The relief of knowing that his sister is OK is "just really nice, way nice," Cody Martin added.
Mykensie Martin had been missing in Brazil since early Sunday, sparking an intense search by Brazilian authorities and the American Embassy. The high school exchange student from Bend, Ore., left her host city of Carmo do Paranaiba in the central state of Minas Gerais to travel 38 miles by bus to Patos de Minas, where she regularly attended Sunday services of The Church of Jesus Christ of Latter-day Saints.
On Thursday, Mykensie Martin arrived at a police station in the coastal city of Salvador, Lt. Alexandre Silva of the federal police in the state of Bahia told The Associated Press. Salvador is 688 miles northeast of Brasilia, Brazil's capital.
She is expected to be reunited today with her parents in Brasilia. Steve and Stephanie Martin were notified that their daughter was safe just before boarding a flight from Miami to Sao Paulo to join in the search.
As of Thursday afternoon, Cody Martin had not spoken with his parents since learning Monday night that his sister was missing. He's been in contact with his older brother, Jake, who lives in Bend, Ore., getting bits of information via telephone calls and e-mail.
"Ever since (Monday night), it's just been really hard," he said. "Even right now, we don't really know what happened. We just know she's been found."
Cody Martin said he expects to learn more about where his sister has been after she is reunited with their parents. For now, he's just glad Mykensie is safe.
"Hopefully, when she gets home, I'll talk to her on the phone," he said, "and if I can, I'd love to go home and see her."
Mykensie Martin was accompanied to the Salvador police station by a young Brazilian man from Salvador identified as Marcos Alves, a waiter at a beachside restaurant, according to The Associated Press. The two arrived with hands clutched and stayed arm in arm at the police station as a swarm of photographers snapped pictures.
Martin did not speak to reporters, but federal police spokeswoman Monica Horta said Alvez helped the teenage girl escape being robbed and assaulted Tuesday at a Salvador beach after she arrived from Brasilia on an overnight bus.

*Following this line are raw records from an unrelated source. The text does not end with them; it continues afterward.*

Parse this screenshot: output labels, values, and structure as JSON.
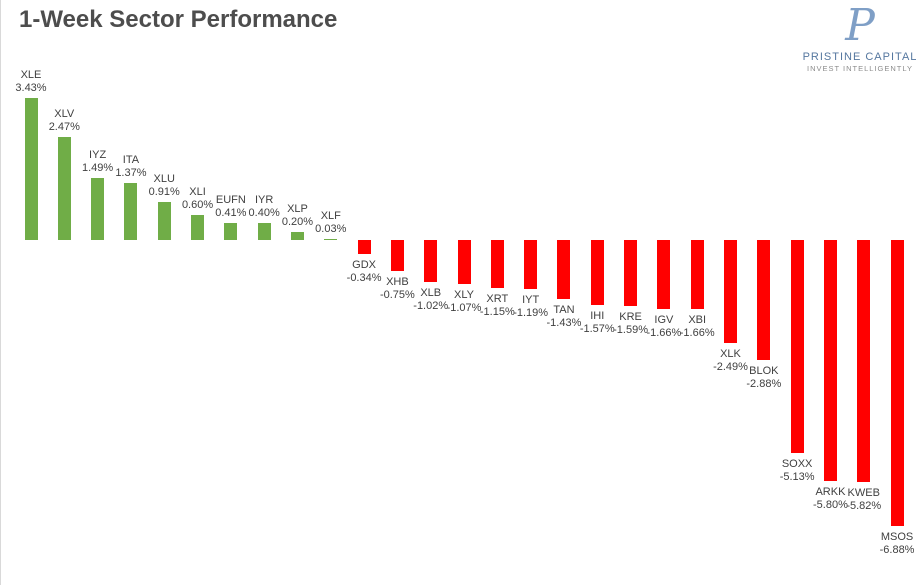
{
  "header": {
    "title": "1-Week Sector Performance"
  },
  "logo": {
    "monogram": "P",
    "name": "PRISTINE CAPITAL",
    "tagline": "INVEST INTELLIGENTLY",
    "monogram_color": "#7f9fc6",
    "name_color": "#55779f",
    "tagline_color": "#8c8c8c"
  },
  "chart_data": {
    "type": "bar",
    "title": "1-Week Sector Performance",
    "orientation": "vertical",
    "categories": [
      "XLE",
      "XLV",
      "IYZ",
      "ITA",
      "XLU",
      "XLI",
      "EUFN",
      "IYR",
      "XLP",
      "XLF",
      "GDX",
      "XHB",
      "XLB",
      "XLY",
      "XRT",
      "IYT",
      "TAN",
      "IHI",
      "KRE",
      "IGV",
      "XBI",
      "XLK",
      "BLOK",
      "SOXX",
      "ARKK",
      "KWEB",
      "MSOS"
    ],
    "values": [
      3.43,
      2.47,
      1.49,
      1.37,
      0.91,
      0.6,
      0.41,
      0.4,
      0.2,
      0.03,
      -0.34,
      -0.75,
      -1.02,
      -1.07,
      -1.15,
      -1.19,
      -1.43,
      -1.57,
      -1.59,
      -1.66,
      -1.66,
      -2.49,
      -2.88,
      -5.13,
      -5.8,
      -5.82,
      -6.88
    ],
    "value_suffix": "%",
    "value_decimals": 2,
    "positive_color": "#70AD47",
    "negative_color": "#FF0000",
    "label_color": "#404040",
    "data_labels": true,
    "axes_hidden": true,
    "grid": false,
    "legend": "none",
    "ylim": [
      -7.5,
      4.0
    ]
  }
}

Martin then stayed at a vacant apartment Alvez arranged, though the two told police they were just friends. Eventually, Martin told Alvez that she had left her host family in central Brazil to go to Brasilia and then Salvador.
After arriving at the police station, Martin seemed "stressed, but there's nothing physically wrong with her that we can tell," said Rodrigo Koble, an Interpol agent who was at the station.
Before showing up in Salvador, Martin was last seen Sunday evening hitchhiking in Unai, a city 81 miles from Brasilia.
State police officer Nelson Garcia in Brasilia said officers interviewed workers at a small hotel in the capital who said the teen stayed there Sunday night and talked with them about places to visit in Brazil.
Kalina Ligia Saraiva, the owner of the hotel in Brasilia, told the local newspaper Correio Braziliense that Martin arrived at the hotel accompanied by a young Brazilian man who did not seem to know her very well. The man checked the teen into the hotel and paid for the room, left and returned the next morning about 7:30 a.m. to pick her up when she checked out, Saraiva said in a report on the newspaper's Web site.
"She seemed all right," Saraiva said. "It didn't look like it was a kidnapping."